In Warriors Don't Cry, who accused the eight of "seeing things"?
It is Mrs. Huckaby who accuses Melba of "seeing things...being too sensitive". Mrs. Huckaby's attitude is especially demoralizing to Melba because, through the months of harrassment and torture the pioneering black students have endured over their months at Central High School, the vice-principal of girls has been the one person who would actually listen whenever they reported their problems to her. Although she could not usually do very much to fix the situation, the nine students knew that they could "trust her at least to be as fair as she could under the circumstances" (Chapter 23).
Mrs. Huckaby's response changes notably during the closing months of the school year. The group of Negro students attending Central High has been reduced to eight from its original nine; Minnijean Brown has been expelled for appearing to fight back against her tormentors. After Easter break, as the school year approaches its close, the segregationists have stepped up their efforts to get rid of the young Negro students before they can finish a full year at the school. Melba and her friends must face continual, virulent abuse daily, most of which is humiliating and hurtful both physically and mentally, and some of which is actually life-threatening.

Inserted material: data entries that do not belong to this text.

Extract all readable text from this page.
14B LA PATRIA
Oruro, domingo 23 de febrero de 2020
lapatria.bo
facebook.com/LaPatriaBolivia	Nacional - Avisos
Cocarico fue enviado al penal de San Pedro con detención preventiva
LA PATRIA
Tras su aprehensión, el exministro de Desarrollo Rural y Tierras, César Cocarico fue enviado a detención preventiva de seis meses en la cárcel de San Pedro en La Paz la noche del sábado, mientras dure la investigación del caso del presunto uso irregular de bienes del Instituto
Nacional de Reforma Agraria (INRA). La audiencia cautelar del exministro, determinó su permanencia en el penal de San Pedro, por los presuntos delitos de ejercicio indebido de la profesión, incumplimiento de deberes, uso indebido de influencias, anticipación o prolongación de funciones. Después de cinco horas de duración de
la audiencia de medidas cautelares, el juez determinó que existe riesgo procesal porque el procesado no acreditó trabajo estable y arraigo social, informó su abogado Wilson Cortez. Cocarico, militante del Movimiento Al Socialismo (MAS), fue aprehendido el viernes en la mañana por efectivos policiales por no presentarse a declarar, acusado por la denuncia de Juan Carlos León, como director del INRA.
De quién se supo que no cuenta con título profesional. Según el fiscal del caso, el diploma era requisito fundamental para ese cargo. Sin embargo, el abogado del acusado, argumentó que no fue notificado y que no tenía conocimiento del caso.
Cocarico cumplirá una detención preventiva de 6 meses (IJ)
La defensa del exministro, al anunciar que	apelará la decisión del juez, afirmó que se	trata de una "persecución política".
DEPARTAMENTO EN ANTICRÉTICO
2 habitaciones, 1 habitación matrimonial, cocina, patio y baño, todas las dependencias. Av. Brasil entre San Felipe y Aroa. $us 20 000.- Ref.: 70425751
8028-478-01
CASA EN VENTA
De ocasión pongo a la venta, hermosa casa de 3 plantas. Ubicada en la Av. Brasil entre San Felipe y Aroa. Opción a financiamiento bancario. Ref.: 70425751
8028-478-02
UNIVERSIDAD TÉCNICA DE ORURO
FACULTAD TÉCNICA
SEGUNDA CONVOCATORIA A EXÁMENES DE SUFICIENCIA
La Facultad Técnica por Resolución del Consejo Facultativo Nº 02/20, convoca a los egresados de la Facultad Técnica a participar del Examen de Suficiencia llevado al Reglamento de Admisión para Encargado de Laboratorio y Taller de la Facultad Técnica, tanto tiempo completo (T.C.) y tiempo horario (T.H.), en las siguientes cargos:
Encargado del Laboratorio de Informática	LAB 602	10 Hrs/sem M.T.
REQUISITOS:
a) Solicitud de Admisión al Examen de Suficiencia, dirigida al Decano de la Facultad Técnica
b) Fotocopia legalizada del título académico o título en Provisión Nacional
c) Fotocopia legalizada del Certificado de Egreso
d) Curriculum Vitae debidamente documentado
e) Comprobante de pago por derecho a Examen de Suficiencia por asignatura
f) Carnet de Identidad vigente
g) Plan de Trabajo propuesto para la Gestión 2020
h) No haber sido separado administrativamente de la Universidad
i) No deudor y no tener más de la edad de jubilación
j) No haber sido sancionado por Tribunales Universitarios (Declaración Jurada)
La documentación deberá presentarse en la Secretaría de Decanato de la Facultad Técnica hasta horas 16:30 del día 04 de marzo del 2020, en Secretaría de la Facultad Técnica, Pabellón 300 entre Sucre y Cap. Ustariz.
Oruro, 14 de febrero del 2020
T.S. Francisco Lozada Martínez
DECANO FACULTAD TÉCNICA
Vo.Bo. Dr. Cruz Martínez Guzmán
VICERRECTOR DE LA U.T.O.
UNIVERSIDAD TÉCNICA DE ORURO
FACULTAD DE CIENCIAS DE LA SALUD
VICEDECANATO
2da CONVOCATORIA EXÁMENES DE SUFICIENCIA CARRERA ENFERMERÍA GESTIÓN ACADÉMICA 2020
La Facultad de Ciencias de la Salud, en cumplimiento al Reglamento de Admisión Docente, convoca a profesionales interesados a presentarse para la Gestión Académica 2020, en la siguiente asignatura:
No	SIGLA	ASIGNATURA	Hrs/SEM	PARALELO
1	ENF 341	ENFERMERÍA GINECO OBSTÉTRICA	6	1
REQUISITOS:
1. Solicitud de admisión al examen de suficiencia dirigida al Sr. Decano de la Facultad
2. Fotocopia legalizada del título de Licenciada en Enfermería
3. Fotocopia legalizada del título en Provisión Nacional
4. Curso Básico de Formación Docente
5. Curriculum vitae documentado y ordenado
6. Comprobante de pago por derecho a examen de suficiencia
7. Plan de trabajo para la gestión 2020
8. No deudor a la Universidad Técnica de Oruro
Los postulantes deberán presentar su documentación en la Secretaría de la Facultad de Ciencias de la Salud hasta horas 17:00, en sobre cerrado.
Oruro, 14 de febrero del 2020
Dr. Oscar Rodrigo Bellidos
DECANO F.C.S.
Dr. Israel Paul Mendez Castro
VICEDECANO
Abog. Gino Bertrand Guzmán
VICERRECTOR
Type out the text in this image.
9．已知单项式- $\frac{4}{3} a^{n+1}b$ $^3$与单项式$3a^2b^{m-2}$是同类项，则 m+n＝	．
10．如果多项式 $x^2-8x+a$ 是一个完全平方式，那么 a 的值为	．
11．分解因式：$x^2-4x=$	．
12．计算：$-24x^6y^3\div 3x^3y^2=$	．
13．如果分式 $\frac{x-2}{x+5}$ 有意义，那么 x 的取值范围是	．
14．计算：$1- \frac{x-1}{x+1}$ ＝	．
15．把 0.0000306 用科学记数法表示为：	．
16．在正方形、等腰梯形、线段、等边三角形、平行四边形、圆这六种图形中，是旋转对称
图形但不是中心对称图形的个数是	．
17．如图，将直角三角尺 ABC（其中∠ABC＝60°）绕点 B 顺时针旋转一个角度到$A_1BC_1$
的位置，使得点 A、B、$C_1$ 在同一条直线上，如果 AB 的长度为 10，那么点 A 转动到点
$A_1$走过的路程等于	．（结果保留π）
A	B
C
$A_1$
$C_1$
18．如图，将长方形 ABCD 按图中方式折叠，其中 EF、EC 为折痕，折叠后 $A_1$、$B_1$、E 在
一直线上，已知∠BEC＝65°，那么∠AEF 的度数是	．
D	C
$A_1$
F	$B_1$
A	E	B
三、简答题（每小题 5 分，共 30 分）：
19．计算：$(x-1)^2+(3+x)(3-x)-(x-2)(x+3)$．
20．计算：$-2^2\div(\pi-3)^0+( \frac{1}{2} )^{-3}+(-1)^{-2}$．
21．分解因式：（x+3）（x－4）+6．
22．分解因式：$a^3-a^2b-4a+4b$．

The faculty's and administration's response to what is going on ranges from passivity and indifference to barely concealed antagonism. Mrs. Huckaby had been "a tiny pinpoint of light in the otherwise very dark experience" of the students' dealings with the Central High administration. When Mrs. Huckaby lapses into the attitude "of trying to convince (Melba) there (is) nothing going on", Melba reasons that she must "be under enormous weight" from the segregationists, and realizes that there is no further point in "wasting...time or energy hoping anyone would listen to her reports" (Chapter 26).